II - Com efeito, os elementos essenciais do mútuo e da fiança encontram-se integrados nas cláusulas particulares que precedem as assinaturas, no que se refere ao montante do financiamento, prazo de amortização, 1 AEG, e montante da entrada inicial e das prestações, podendo o restante do respectivo regime ser integrado por normas supletivas, e, se necessário, com recurso às regras de integração do negócio jurídico, nos termos do art. 9.º do mesmo DL, que precisamente consagra a subsistência dos contratos singulares nos casos previstos no art. 8.º, vigorando na porte afectada as normas supletivas aplicáveis, com recurso se necessário àquelas regras (n.º 1), apenas com duas excepções, em que estabelece a sanção da nulidade: quando, não obstante o recurso às regras supletivas afastadas pelas cláusulas contratuais gerais e aos elementos de integração dos negócios jurídicos, se apure uma indeterminação insuprível de aspectos essenciais do contrato, ou um desequilíbrio nas prestações gravemente atentatório da boa fé.».

Pretende o réu ser considerado como “consumidor”, enquanto fiador, por força do estatuído no DL n.º 359/91, de 21 de Setembro, e que, consequentemente, se veja na circunstância de não lhe haver sido entregue uma cópia do contrato - facto este assente - a omissão prevista no n.º 1 do art.º 6º, deste diploma legal, e nele sancionada com a nulidade do contrato (art.º 7.º, n.º 1) . Carece de razão, a nosso ver.
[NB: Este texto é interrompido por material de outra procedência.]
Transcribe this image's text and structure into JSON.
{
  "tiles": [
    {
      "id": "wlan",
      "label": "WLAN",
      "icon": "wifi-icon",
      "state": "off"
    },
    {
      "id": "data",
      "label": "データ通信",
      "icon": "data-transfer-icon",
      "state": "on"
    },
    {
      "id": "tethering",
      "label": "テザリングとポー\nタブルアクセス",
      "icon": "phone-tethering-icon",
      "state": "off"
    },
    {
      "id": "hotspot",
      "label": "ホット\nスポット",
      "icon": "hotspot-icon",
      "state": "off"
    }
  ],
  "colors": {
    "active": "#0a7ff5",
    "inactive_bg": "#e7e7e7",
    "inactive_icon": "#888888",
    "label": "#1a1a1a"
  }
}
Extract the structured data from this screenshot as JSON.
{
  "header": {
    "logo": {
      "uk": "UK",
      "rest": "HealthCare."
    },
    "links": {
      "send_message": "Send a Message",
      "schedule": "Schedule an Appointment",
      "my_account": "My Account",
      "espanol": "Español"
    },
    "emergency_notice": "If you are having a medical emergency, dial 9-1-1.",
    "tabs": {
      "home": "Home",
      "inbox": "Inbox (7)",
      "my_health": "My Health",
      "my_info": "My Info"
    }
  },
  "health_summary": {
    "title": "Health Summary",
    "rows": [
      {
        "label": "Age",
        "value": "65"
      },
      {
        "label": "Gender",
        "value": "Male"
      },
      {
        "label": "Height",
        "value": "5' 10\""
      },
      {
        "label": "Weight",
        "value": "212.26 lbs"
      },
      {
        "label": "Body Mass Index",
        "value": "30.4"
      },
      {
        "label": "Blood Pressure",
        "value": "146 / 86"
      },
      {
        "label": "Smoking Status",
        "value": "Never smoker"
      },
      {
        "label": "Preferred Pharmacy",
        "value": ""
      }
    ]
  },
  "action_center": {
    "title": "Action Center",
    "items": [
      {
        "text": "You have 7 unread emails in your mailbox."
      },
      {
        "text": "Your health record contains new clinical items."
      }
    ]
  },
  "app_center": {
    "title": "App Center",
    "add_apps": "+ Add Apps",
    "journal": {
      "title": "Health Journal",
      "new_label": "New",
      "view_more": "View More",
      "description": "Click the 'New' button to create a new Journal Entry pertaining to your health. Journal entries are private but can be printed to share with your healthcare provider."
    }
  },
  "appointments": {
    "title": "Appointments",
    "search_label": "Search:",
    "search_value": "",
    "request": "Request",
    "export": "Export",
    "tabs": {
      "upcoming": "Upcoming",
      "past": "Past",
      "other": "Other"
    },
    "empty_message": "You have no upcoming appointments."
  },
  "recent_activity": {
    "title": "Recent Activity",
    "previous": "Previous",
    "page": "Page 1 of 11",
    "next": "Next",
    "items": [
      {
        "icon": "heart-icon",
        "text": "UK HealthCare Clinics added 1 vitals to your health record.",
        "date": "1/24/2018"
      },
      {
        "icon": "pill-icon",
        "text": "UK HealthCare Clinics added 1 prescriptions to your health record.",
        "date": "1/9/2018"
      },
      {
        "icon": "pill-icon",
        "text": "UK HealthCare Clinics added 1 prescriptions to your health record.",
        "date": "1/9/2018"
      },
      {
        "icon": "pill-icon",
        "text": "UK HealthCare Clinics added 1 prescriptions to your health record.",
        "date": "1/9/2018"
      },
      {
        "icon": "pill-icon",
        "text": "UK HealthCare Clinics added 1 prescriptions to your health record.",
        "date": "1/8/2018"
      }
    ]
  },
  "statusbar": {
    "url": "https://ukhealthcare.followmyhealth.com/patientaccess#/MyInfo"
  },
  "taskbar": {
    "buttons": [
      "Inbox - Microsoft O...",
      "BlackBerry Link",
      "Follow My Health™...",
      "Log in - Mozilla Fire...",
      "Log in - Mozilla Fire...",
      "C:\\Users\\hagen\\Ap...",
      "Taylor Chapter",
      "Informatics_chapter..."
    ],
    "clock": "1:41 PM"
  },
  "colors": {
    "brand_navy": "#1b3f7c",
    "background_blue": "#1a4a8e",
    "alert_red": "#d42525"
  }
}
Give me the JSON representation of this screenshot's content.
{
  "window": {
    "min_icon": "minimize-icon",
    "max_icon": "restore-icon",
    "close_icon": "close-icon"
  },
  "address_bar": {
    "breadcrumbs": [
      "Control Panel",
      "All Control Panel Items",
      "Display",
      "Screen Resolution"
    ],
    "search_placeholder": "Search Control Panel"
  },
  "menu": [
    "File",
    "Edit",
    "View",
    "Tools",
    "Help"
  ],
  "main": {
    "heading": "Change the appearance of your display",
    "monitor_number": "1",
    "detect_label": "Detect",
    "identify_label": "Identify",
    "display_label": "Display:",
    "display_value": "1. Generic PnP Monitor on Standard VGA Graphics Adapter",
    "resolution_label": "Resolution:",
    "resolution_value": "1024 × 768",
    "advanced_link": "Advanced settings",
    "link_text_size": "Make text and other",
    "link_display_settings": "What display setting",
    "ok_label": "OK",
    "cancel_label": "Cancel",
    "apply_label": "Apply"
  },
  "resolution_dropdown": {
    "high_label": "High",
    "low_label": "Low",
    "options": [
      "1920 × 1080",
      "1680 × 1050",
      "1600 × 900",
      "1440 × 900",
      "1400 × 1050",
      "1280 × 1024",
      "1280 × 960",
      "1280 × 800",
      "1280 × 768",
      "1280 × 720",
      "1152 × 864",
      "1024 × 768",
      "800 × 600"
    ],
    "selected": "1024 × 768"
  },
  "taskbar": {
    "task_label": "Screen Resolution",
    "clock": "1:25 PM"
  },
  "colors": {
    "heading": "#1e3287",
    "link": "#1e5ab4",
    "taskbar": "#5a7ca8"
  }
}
O referido DL 359/91, regulando o contrato de crédito, define este como “o contrato por meio do qual um credor concede ou promete conceder a um consumidor um crédito sob a forma de diferimento de pagamento, mútuo, utilização de cartões de crédito ou qualquer outro acordo de financiamento semelhante” (artigo 2º, n.º 1, a)), considerando consumidor “a pessoa singular que, nos negócios jurídicos abrangidos pelo presente diploma actua com objectivos alheios à sua actividade comercial ou profissional.” (art.º 2.º, n.º 1, b)).

No n.º 1 do seu art.º 6º, dispõe o referido DL 359/91: “O contrato de crédito deve ser reduzido a escrito e assinado pelos contraentes, sendo obrigatoriamente entregue um exemplar ao consumidor no momento da respectiva assinatura”.

A sanção para o incumprimento do estatuído nesta norma é a nulidade do contrato (art.º 7º, n.º 1), nulidade esta que, contudo, se preceitua só poder ser invocada pelo consumidor (art.º 7º, n.º 4).

A razão de ser da obrigatoriedade da entrega de um exemplar do contrato prende-se com a necessidade de o mutuário estar em plenas condições de reflectir para, no período legalmente estabelecido no art.º 8º do DL n.º 359/91, poder exercer o direito de revogação aí previsto.

Do exposto resulta, em nosso entender, que nem o fiador do mutuário pode ser considerado “consumidor” à luz do estabelecido nas citadas disposições do DL n.º 359/91 - pois que da conjugação das mesmas extrai-se que só assim deve ser tida a pessoa a quem o crédito é concedido -, nem, também, quanto a ele se verifica a razão de ser que está na base da obrigatoriedade da entrega de um exemplar do contrato e da sanção estabelecida para a inobservância da mesma.

Perfilha-se, pois, o entendimento expendido no Acórdão da Relação de Lisboa de 5/6/2008 (Agravo n.º 4032/2008-6), que refere: ” Evidenciando os autos que entre a exequente e o executado, ora agravante, foi celebrado, tão-somente, um contrato de fiança por força do qual este se assumiu como fiador solidário do também executado J, mutuário, relativamente a todas e quaisquer obrigações que para este resultassem do contrato em crise, entende-se que não pode ser considerado consumidor à luz da definição inserta no artigo 2º nº 1 al. b) do DL n.º 359/91, não lhe sendo extensiva a imposição de entrega de um exemplar do contrato no momento da respectiva assinatura.”.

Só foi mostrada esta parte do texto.